Kalanchoe - Si tienes esta planta, tienes un tesoro y ni siquiera lo sabías.

Si tus noches parecen una carrera sin meta y tu mente no deja de dar vueltas como un disco rayado, necesitas conocer esta flor. No es una pastilla. No es un fármaco caro. Es una planta humilde que crece en jardines y macetas, y que nuestros abuelos usaban con sabiduría antes de que existieran los ansiolíticos. Su nombre es pasiflora, también conocida como flor de la pasión. Y es, probablemente, el mejor regalo que la naturaleza le ha dado a quienes no pueden dormir.

La pasiflora no es una flor cualquiera. Sus pétalos morados y blancos parecen sacados de un sueño, pero su poder está en los compuestos que guarda en sus hojas y tallos. Contiene flavonoides y alcaloides que actúan directamente sobre el sistema nervioso central, aumentando los niveles de ácido gamma-aminobutírico (GABA) en el cerebro. ¿Y qué hace el GABA? Es el neurotransmisor que apaga las alarmas. Es el botón de silencio para esa voz interna que no para de repetir preocupaciones a las tres de la mañana.

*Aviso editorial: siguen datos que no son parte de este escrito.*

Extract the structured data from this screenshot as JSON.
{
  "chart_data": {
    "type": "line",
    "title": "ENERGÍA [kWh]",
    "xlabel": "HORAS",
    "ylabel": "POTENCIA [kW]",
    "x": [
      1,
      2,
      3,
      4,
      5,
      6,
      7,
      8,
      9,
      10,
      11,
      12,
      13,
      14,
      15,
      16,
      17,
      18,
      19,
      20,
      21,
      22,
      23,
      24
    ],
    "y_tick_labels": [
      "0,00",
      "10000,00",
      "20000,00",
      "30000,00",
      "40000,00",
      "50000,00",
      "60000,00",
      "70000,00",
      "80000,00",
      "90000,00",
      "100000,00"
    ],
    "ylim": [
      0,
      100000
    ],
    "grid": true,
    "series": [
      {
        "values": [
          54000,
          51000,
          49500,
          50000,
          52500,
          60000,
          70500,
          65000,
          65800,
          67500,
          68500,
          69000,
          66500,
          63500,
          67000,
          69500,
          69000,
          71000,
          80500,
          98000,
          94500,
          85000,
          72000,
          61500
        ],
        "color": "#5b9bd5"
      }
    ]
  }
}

A diferencia de los medicamentos para dormir, la pasiflora no te noquea. No te deja esa sensación de resaca al día siguiente ni te genera dependencia. Simplemente te acompaña hacia la calma. Reduce el tiempo que tardas en quedarte dormido, aumenta la profundidad del sueño profundo (la fase donde realmente descansas) y disminuye los despertares nocturnos. Para las personas con ansiedad que se activa justo cuando apagan la luz, la pasiflora es como una mano suave que acaricia tu frente y te dice: "Ya está, por hoy has pensado suficiente".

Prepararla es muy sencillo. Consigue flores y hojas secas de pasiflora en una tienda naturista o herboristería. Una hora antes de acostarte, coloca una cucharada de la planta seca en una taza, vierte agua hirviendo, tapa y deja reposar diez minutos. Cuela, endulza con un poquito de miel si quieres, y bebe despacio mientras desconectas de pantallas y preocupaciones. El ritual es tan importante como la infusión misma.

Mi tía abuela Carmen, que a sus ochenta años no pegaba un ojo desde que enviudó, volvió a dormir gracias a la pasiflora. La primera noche notó que su mente divagaba menos. A la semana, dormía seis horas seguidas. Al mes, volvió a soñar. Decía que la flor le había devuelto algo que creía perdido para siempre: la paz al cerrar los ojos.

Si tus noches son un campo de batalla, si te acuestas cansado pero tu cerebro se niega a apagarse, prueba la pasiflora. No necesitas receta. No tiene efectos secundarios graves. Solo necesitas una taza, agua caliente y ganas de rendirte ante el sueño. La flor está ahí, esperando para calmar tu mente. Solo tienes que darle una oportunidad.